Fetch the complete documentation index at: https://sherlock-osint.vercel.app/docs/llms.txt

Use this file to discover all available pages before exploring further.

Sherlock is a bring-your-own-key (BYOK) application. It connects directly from your browser to the AI provider of your choice — no Sherlock-managed credentials, no server-side proxying. To run investigations or use the chat feature, you need at least one API key from a supported provider. This page covers how to get a key from each provider and how to add it to Sherlock.

Adding a key in the UI

Open Settings from the top navigation bar, then select the Runtime tab. Scroll to the Access Credentials section. You’ll see a field for each supported provider: Google Gemini, OpenRouter, OpenAI, and Anthropic. Paste your key into the appropriate field and click Save. Sherlock stores the key locally in your browser — it is never transmitted to Sherlock’s own servers. The field shows a key count when credentials are configured, so you can confirm your key was saved at a glance.
Keys are stored only in your browser’s local storage. This means they don’t roam between devices or browsers. If you switch browsers or clear your storage, you’ll need to re-enter your key. For shared or public deployments, each user adds their own key — there are no server-side credentials to configure.

Supported providers

Google Gemini is the recommended starting point for most users. It’s free to get started via Google AI Studio, and Gemini models are well-suited for structured research and investigation tasks.Get a Gemini API key:
  1. Go to Google AI Studio.
  2. Sign in with your Google account.
  3. Click Create API key and copy the key that appears.
Add it to Sherlock:
  1. Open Settings → Runtime → Access Credentials.
  2. Paste your key into the Google Gemini API Key field.
  3. Click Save.
Gemini offers a generous free tier through AI Studio that covers typical research workloads. Check the AI Studio quota page if you’re running frequent or large investigation runs.

Choosing a model

After you add a key, the model selector in run setup and in Settings → Runtime → Runtime Profile shows the models available for that provider. You can switch providers and models each time you launch a run — your saved default is a starting point, not a lock-in. For OpenRouter, click Browse in the model selector to open a searchable catalog with filter options. Sherlock includes a curated list of quick picks alongside the full catalog, and you can also enter a model slug manually if you know the exact identifier.

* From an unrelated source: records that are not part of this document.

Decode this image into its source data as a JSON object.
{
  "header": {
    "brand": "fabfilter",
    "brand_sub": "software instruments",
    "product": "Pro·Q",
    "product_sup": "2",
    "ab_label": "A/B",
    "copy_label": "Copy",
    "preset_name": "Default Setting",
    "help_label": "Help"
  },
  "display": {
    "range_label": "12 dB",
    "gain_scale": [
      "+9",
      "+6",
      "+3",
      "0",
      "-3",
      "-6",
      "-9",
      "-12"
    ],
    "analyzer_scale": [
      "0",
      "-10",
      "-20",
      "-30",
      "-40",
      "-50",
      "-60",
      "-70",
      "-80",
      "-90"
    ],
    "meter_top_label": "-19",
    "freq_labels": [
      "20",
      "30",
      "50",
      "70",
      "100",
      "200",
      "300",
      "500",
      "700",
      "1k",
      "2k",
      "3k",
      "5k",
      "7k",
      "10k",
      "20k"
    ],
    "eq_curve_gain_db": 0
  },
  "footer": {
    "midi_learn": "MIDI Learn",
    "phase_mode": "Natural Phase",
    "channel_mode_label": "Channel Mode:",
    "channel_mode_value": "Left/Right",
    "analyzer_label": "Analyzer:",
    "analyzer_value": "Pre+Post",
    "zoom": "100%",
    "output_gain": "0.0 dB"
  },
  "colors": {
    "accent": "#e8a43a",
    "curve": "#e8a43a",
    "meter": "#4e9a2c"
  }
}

Self-hosted configuration via environment variables

If you’re self-hosting Sherlock and want to pre-configure a key for local development, you can set provider keys as environment variables instead of entering them in the UI. This is intended for local development setups only — do not use this approach for a public or shared deployment. Copy .env.example to .env.local in the repo root and set the variables you need:
cp .env.example .env.local
Then edit .env.local:
# Google Gemini
VITE_GEMINI_API_KEY=your_gemini_api_key_here

# OpenRouter
VITE_OPENROUTER_API_KEY=your_openrouter_api_key_here

# OpenAI
VITE_OPENAI_API_KEY=your_openai_api_key_here

# Anthropic
VITE_ANTHROPIC_API_KEY=your_anthropic_api_key_here
Restart the dev server after editing .env.local. The keys will be baked into the client build and available without manual entry in the Settings UI.
Environment variable keys are embedded in the built client bundle. For any public or shared deployment — including Vercel — leave provider env vars unset and have each user enter their own key in Settings → Runtime. Setting a shared provider key in a public deployment exposes that key to anyone who inspects the bundle.